I am currently taking a compilers class and I am having a hard time understanding LR(1) parsing algorithms using the action/goto table and also how to hand generate these tables. Right now we are using Engineering a Compiler by Cooper and Torczon as our class text book and I have also read the wikipedia pages on table generation but I still do not understand the concepts. If possible can anyone recommend any other book that explains parsing well or an online resource? I would think many universities would have good online resources/slides on the subject but I have no idea on where to start looking. Thanks!
The books are always hard to read because of the algorithm details. Greek symbols and abstract operations are hard to interpret unless you already know what they mean.
The way I learned how to do this, was to write a tiny grammar (simple expression, assignment statement, if then statement, sequence of statements), and then hand simulate the algorithm. Get a really big piece of paper. Draw the starting configuration state with just the goal symbol and dot [ G = DOT RHS1 ... RHSM ]. Then process the unprocessed states, following the algorithm in detail; write down what each greek symbol represents at that moment. As you gain confidence, you'll get a better feeling and it will go faster.
Essentially what you are going to do is, for each item I
[LHS RHS1 DOT RHS2 RHS3 ... RHSN]
in a state, push the dot in item one place to right to produce a new item
[LHS RHS1 RHS2 DOT RHS3 ... RHSN ]
draw a new state on your paper new state with that item as the seed, fill out the item core with lookahead sets based on FIRST(RHS3), expand the state, and repeat.
This will take you several hours the first time you try it.
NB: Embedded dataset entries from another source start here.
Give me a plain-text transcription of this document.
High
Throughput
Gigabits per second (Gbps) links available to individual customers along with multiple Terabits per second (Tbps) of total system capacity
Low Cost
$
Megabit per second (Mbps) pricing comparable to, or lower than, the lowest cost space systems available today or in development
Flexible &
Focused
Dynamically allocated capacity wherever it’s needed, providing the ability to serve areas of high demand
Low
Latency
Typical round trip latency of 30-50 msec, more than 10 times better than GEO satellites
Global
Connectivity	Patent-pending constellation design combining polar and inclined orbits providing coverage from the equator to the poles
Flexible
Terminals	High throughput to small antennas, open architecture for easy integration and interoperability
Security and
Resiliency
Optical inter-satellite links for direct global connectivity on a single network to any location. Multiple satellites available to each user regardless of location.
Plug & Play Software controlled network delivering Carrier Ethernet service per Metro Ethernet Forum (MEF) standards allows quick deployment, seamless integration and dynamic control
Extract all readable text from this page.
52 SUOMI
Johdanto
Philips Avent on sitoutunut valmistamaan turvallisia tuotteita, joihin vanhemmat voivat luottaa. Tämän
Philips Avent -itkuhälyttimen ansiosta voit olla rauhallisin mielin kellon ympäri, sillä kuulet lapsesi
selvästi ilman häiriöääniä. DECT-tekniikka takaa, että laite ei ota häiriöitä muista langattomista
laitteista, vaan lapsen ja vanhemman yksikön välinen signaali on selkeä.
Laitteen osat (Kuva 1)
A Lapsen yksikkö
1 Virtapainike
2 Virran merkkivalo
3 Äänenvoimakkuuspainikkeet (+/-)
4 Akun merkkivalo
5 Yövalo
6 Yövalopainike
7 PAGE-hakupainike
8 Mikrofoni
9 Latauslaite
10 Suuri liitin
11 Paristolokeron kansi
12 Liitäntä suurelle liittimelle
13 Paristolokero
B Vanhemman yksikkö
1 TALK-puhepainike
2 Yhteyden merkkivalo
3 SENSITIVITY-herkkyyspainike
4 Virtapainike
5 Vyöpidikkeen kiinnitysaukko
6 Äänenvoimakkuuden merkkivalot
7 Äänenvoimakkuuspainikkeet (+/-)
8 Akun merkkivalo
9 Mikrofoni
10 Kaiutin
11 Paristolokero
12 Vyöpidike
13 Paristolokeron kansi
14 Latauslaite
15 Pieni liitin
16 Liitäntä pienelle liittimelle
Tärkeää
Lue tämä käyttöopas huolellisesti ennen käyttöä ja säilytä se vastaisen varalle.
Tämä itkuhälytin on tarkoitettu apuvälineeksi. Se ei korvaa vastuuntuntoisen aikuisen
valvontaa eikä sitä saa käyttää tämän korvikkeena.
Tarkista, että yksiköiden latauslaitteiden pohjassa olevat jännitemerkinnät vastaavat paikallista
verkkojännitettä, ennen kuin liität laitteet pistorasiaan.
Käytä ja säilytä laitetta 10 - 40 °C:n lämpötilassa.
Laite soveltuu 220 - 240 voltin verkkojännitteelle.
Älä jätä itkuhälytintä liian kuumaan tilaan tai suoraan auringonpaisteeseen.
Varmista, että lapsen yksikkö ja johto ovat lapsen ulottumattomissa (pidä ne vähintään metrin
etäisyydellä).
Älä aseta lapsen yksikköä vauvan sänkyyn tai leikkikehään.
Worth every second. Use a pencil!
some decent lecture notes...
http://cs.oberlin.edu/~jdonalds/331/lecture14.html
Understanding and Writing Compilers has a section, What are the True Advantages of LR(1) Analysis?
http://www.amazon.com/Understanding-Writing-Compilers-Yourself-Macmillan/dp/0333217322
(also available freely online)
Here is a link to a decent summary, although explanation is lacking.
http://arantxa.ii.uam.es/~modonnel/Compilers/LR1Summary.pdf
more lecture notes...
http://www.cs.umd.edu/class/spring2011/cmsc430/lectures/lec07.pdf
and notes here...
http://cobweb.ecn.purdue.edu/~smidkiff/ece495S/files/handouts/w3w4bBW.pdf
(including goto and action tables)
Sorry I can't explain personally, I'm not too sure myself. Maybe you will find a kind, more knowledgeable soul around.